SD: Always training your users, getting them to understand that if they’re having a deeply emotional reaction to an email that’s coming in, whether it’s from their supervisor, their boss, or who they think might be a customer, to stop and think about it, to stop and verify it, because ultimately, that individual at your organization, they’re one of the biggest lines of defense to protecting your organization. You have to train them, you have to invest in them in the same way that you invest in your technical controls. They are part of the chain of protection. And if they’re one of the very attacked people that we talked about, they need extra help. They need extra technical controls and they need extra training. One of the things that I’ve seen in the past is leveraging things like big events, like the end of Game of Thrones was a huge one for creating lures. So they would say, you know, I have the unaired three episodes of the Last season of Game of Thrones. And if you want to see them before all your friends, click here and you can see a preview of what they’ll look like. Leveraging all of these kinds of pop culture events, social events, it’s really something that the threat actors are tuned into and are smart about. A couple of months ago – You know, I swore up and down that the new royal baby, Archie, by Meghan Markle, and Harry – I thought for sure somebody would use that. And we actually put in a rule in our technology to find anything leveraging the announcement of the royal baby for malware and to flag it for us. But that’s actually one that we did not see. And I was shocked.
LO: It would have been a good one for that.
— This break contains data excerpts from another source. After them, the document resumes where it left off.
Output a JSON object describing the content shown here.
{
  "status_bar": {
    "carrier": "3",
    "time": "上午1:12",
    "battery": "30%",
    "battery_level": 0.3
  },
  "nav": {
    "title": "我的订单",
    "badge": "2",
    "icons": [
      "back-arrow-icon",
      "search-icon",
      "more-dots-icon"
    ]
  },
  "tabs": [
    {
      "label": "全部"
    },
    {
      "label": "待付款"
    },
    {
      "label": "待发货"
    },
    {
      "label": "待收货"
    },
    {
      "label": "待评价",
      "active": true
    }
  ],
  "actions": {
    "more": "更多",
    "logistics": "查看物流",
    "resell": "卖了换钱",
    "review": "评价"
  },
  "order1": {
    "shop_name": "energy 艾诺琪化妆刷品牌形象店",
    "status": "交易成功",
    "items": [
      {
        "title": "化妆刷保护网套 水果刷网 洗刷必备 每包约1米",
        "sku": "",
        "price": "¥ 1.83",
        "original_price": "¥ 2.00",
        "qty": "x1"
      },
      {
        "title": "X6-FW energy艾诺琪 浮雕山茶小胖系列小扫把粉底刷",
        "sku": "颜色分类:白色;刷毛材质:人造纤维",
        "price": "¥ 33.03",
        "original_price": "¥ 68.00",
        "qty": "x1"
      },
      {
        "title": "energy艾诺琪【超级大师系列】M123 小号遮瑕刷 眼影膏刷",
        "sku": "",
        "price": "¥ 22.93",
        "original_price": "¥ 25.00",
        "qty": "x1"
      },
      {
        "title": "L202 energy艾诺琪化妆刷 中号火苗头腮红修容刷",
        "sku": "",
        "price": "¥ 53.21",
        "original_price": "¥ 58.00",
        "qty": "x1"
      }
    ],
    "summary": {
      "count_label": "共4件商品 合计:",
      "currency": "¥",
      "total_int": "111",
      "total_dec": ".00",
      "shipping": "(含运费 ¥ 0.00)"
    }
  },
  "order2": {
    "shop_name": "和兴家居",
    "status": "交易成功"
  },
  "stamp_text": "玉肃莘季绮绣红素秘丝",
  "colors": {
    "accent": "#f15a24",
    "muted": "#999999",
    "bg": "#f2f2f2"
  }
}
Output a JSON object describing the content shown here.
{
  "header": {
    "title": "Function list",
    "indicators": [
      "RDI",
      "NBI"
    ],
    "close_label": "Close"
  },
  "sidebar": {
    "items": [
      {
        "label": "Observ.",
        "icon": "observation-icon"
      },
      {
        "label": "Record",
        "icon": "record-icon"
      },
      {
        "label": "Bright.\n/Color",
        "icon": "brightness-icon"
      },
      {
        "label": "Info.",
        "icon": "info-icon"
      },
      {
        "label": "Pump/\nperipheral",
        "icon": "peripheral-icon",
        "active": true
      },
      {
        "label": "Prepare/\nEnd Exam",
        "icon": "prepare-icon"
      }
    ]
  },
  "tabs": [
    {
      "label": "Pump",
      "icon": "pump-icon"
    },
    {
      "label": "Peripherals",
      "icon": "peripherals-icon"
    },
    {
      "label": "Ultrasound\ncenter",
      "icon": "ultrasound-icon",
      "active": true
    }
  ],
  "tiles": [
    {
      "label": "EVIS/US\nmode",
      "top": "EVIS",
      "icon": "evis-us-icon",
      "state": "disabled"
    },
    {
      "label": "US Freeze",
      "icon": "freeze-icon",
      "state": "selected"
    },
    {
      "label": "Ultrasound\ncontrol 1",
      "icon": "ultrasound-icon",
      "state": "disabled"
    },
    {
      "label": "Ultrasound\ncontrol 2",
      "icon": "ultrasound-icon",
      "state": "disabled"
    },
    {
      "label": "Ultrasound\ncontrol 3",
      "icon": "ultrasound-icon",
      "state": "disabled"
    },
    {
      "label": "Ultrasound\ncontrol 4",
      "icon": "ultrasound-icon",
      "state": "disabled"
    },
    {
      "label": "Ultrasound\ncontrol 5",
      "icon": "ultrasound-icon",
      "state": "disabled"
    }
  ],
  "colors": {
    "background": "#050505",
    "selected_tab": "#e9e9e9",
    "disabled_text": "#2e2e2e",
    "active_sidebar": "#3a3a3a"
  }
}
SD: I know I was waiting and waiting because I’ve seen so many crazy lures out there from “I’m divorcing you, my divorce papers are attached” to you know, “I’ve stolen your identity or I’m going to sue you” – I’ve seen lures that are just full of curse words, cursing people out saying “I’m going to sue you click here to see the lawsuit.” I thought that baby, I really thought that it was going to be a hit.
LO: But I could definitely see how those examples would really play into the victims’ emotions too, especially if they’re kind of riddled with swear words or whatnot. And even this week, I’ve seen warnings about potential lures with this big Apple launch, seeing potential scams around that too. So seems like there’s an event every week and kind of a phishing scam or spear phishing scam that goes along with it.
SD: Absolutely. I’m excited to see now that you’ve mentioned it, if I know that the Apple event is today and they have just finished, if you know we see anything leveraging that brand leveraging the new announced products and we see that sort of stuff all the time, as well as things like large sporting events, like the Super Bowl or the U.S. Open was last week. You know, they leverage those as best they can. But we also see some laziness. You know, we also see reuse or not really taking advantage of a big holiday because then that means that the threat actor can’t reuse their same lure in multiple countries. So if they talk about a French holiday, they won’t be able to use that same lure in the U.S. as as effectively. So sometimes we see a sort of lazy catch-all of just Microsoft stuff, Microsoft lures. So it really depends. It depends on how much work they want to put in.
LO: Right. And unfortunately, it seems like a lot of threat actors still do want to put in a lot of work and are finding success in launching a lot of these campaigns. So, Sherrod, thank you so much for coming on today and chatting about the top social engineering techniques and the overall 2019 human factor report.
SD: Of course, Lindsey, thanks so much for having me. It was great to talk with you.